Outro aspecto do IVA que nasceu na discussão da EC nº 132 e que merece ser comentado, pois é dado como grande ganho da reforma, é um suposto alinhamento com a comunidade internacional que adota, no caso do consumo de bens e serviços, um sistema não cumulativo, tributando apenas o valor agregado e atribuindo crédito nas aquisições de insumos, o dito IVA. Não se generalize esse dado, pois se tomarmos a maior economia do mundo, os Estados Unidos, seus critérios de tributação do consumo sempre foram absolutamente diversos do resto do mundo, como é o caso brasileiro até a edição da EC nº 132, o que não parece vir em detrimento daquele país. Portanto a afirmativa dos criadores e incentivadores do IBS, de que ele estaria orientado por um modelo internacionalmente adotado, sob o argumento de que o modelo brasileiro que se começa a abandonar, introduzido pela EC nº 18/65, é anacrônico e não se coaduna com os parâmetros da OCDE (Organização para a Cooperação e Desenvolvimento Econômico) parece discutível.

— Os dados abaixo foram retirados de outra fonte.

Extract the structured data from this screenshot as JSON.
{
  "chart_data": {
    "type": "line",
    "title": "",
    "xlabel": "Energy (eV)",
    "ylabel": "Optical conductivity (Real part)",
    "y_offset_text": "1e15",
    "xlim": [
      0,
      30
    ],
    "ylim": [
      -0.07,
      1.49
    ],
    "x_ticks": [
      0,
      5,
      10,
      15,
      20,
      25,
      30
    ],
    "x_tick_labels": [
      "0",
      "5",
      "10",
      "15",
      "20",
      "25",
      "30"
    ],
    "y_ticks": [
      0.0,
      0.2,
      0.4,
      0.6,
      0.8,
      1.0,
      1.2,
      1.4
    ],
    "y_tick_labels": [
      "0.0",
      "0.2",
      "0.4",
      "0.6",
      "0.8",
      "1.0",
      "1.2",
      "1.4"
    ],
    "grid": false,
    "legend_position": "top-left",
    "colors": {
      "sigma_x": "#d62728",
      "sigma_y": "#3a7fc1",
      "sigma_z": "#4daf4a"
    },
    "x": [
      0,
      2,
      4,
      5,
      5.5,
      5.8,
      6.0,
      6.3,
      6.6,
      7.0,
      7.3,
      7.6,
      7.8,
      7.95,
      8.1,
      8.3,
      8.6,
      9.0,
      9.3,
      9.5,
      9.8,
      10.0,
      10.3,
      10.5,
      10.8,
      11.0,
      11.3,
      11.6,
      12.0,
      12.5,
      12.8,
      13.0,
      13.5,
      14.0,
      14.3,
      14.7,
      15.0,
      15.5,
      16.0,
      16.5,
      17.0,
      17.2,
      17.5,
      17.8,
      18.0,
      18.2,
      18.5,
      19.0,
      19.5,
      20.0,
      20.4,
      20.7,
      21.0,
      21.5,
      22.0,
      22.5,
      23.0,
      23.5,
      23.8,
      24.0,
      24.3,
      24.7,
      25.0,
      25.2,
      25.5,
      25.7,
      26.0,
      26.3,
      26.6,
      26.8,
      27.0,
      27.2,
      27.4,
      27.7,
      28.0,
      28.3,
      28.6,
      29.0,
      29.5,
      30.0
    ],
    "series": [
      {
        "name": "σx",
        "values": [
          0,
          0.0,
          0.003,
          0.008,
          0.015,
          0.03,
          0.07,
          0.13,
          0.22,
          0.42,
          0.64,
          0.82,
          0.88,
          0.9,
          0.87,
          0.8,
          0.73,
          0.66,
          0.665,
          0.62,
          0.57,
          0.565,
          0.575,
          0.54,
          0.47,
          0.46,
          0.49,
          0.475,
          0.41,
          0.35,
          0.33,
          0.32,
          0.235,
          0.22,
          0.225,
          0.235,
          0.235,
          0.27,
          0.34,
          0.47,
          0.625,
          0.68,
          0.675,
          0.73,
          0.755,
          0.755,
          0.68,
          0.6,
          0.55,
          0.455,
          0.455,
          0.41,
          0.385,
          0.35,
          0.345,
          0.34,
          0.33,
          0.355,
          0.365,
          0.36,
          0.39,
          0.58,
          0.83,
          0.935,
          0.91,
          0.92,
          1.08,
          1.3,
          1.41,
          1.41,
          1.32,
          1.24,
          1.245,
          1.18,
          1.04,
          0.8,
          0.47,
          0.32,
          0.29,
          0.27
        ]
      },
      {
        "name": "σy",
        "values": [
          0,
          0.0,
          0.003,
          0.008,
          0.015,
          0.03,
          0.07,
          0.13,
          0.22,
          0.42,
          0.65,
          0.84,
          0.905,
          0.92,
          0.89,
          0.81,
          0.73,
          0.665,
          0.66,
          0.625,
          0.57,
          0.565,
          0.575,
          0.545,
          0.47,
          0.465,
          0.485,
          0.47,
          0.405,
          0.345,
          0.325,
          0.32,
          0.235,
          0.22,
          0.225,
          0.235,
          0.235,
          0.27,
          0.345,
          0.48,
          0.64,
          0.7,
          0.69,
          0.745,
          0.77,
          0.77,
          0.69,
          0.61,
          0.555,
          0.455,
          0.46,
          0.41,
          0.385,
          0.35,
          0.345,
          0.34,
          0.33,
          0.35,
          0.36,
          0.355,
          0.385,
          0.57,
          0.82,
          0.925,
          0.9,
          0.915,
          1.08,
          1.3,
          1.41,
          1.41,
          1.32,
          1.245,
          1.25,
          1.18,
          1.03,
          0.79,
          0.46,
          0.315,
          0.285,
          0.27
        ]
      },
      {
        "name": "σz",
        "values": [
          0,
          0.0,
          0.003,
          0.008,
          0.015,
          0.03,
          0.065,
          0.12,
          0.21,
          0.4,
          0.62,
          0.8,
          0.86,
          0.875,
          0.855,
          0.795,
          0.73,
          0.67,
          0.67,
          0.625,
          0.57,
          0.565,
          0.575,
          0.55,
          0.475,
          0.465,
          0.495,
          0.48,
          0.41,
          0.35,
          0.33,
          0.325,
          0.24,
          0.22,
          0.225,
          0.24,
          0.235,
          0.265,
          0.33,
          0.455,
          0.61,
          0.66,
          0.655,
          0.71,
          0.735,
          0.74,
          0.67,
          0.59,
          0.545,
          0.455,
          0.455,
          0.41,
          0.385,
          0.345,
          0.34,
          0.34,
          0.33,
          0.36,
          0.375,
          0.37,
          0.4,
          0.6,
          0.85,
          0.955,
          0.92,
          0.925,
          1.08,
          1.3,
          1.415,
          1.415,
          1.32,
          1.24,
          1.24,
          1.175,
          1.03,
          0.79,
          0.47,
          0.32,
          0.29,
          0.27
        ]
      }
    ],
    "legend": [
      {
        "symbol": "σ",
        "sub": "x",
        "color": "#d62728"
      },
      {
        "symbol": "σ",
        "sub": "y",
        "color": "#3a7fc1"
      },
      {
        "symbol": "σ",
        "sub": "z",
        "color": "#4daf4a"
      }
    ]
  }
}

Assim, seguindo no exame do modelo norte-americano, apenas para se ter um parâmetro, observa-se que ele não contempla um IVA e, como regra, não onera a produção. Assim, em nível federal tributa o consumo pelos Excises Taxes gravando combustíveis, bebidas alcoolicas, veículos, dentre outros. Esse tributo tem como característica principal ser monofásico, não dando direito a crédito. Além disso, o consumo é, também, tributado pelos Estados, através do Sales Tax, que onera as vendas a consumidor final. Esse argumento, portanto, pouco ajuda na divulgação do novo modelo tributário.
A imprensa noticiou que a OCDE emitiu uma breve nota sobre a reforma tributária no Brasil, reproduzindo trecho dessa manifestação que, entretanto, apenas enfatiza que deve ser evitada a sedução das isenções ou taxas reduzidas para alguns bens e serviços, visto que elas pouco contribuem para o desenvolvimento. Não se pode afirmar que o conteúdo dessa nota, como divulgado, implique qualquer tipo de concordância dessa entidade à reforma tributária que se acabou de aprovar, se não que um alerta no que tange à concessão de benefícios, o que não parece ter sido acatado, uma vez que nosso modelo acabou aceitando regimes específicos para certos segmentos da economia, alguns plenamente justificáveis, outros discutíveis. A mensagem da OCDE orienta, isso sim, no sentido de que tais benefícios (isenções e taxas reduzidas de IVA) não se mostrariam como a forma mais eficaz de alcançar os objetivos pretendidos com as políticas públicas.
Em suma, respondendo à indagação formulada no que respeita ao que fazer no dia 1/1/2024, a resposta é apenas que cada contribuinte se organize para acompanhar e discutir a legislação complementar que deve ser produzida, pois ela será a chave do sucesso da reforma tributária que se aprovou. O açodamento com vistas à arrecadação conduz à elaboração de leis questionáveis, ao aumento da litigiosidade, preocupando eventuais investidores. Desde já nos organizemos como um grupo de vigília permanente para intervir na elaboração desse conjunto normativo.